LRDtheFeministDragon · 05/01/2012 15:24

Well said, Milly.

kickassangel · 05/01/2012 16:05

yes - when I started thinking about this, I was partly thinking about traditional ways of measuring strength, and even using those the old 'women are weaker so that means' ... arguments start to look a bit flat.

however, other ways of measuring 'strength' are just as important. I don't want o try & prove that women are as strong/stronger/better than men, I just want to be able to challenge the idea that there's something innate about the biology of men/women which makes things the way they are.

I know that if you said to many people (I'm thinking about my parents btw, and trying to imagine these conversations with them) they would agree with Himalaya's point that everyone should be treated equally. However, they would then go on to say that because of the biological differences then however much you want to do that, it wouldn't be practical, because you couldn't have a heavily pregnant woman in a war zone etc. (Completely ignoring the fact that vast numbers of women are in war zones, natural disasters etc, but they're ignored cos they're part of the general population, not the soldiers).

So I want to try & put together an argument that shows that women aren't as weak as they are often perceived, AND that even where they are weaker, it doesn't mean they should be treated a certain way.

Different ways of measuring strength is a good way to go with this, but I fear it would be a step too far for my parents. I suspect that I would be told I'm being 'awkward' (again).

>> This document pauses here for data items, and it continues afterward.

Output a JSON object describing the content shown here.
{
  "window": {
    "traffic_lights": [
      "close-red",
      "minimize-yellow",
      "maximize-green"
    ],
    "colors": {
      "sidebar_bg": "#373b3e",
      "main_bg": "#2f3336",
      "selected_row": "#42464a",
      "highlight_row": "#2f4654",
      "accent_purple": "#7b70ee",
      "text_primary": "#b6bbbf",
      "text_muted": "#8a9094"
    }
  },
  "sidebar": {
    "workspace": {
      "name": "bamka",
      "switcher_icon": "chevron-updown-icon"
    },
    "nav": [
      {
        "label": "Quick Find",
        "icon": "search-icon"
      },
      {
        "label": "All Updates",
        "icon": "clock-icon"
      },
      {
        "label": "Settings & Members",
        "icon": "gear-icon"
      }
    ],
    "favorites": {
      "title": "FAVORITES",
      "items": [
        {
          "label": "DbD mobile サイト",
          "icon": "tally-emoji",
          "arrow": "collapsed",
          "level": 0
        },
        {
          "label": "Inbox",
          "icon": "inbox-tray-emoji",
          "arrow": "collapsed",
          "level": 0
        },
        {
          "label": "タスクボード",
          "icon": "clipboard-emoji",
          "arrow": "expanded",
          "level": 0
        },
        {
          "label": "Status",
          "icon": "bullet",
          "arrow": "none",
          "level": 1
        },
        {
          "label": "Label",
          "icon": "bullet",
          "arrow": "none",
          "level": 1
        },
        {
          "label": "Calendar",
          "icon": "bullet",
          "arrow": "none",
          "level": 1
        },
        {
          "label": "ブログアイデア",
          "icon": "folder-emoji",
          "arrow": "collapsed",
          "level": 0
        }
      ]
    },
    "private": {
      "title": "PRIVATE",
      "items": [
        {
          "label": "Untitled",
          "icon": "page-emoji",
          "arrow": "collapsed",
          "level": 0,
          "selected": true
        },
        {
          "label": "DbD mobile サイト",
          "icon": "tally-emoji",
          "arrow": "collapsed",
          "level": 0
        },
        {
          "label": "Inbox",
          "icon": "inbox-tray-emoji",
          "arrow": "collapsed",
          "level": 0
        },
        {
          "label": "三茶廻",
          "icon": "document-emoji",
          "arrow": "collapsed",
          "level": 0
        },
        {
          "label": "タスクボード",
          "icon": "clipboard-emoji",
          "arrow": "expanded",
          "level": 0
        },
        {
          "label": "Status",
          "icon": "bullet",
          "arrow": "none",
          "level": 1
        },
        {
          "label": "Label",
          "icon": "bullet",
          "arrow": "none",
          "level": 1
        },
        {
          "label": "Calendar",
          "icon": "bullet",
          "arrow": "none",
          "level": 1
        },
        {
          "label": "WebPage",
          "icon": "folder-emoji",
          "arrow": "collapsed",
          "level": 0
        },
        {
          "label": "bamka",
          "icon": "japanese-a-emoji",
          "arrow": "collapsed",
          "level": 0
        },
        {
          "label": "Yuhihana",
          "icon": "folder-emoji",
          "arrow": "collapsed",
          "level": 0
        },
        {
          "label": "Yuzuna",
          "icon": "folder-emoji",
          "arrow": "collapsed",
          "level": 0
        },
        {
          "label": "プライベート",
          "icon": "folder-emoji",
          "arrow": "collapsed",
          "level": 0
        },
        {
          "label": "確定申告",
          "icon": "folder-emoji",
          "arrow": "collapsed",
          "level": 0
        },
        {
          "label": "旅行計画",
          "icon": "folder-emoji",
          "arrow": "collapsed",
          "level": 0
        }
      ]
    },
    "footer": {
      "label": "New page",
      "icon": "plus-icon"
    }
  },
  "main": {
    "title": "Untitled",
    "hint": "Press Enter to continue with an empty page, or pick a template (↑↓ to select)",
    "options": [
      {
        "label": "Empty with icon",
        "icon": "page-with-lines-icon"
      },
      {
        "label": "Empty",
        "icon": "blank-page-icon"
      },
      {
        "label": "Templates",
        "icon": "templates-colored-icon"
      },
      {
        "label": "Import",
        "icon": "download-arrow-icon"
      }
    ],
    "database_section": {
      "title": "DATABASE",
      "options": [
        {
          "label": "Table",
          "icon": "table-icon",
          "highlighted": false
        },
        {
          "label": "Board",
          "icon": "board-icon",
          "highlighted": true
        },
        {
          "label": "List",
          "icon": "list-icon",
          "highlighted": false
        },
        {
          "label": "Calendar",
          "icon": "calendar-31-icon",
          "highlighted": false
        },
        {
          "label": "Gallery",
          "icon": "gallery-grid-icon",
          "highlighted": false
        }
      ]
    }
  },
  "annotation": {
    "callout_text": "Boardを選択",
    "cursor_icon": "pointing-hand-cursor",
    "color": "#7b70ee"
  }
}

Recently I attended a conference where one of the sessions was about gender issues. The woman running it said that all the definitions of things like gender/sex/sexuality etc should be seen more on a sliding scale, rather than just as a binary division. (So glad that I work at the kind of place where discussions like this are expected & embraced. I teach, so we're trying to pass this kind of open mindedness on to the kids.) So, even the idea of male/female as a 'natural' division is being challenged, with people discussing the idea that there can be some kind of 'mix', and that this is a natural & normal way to be.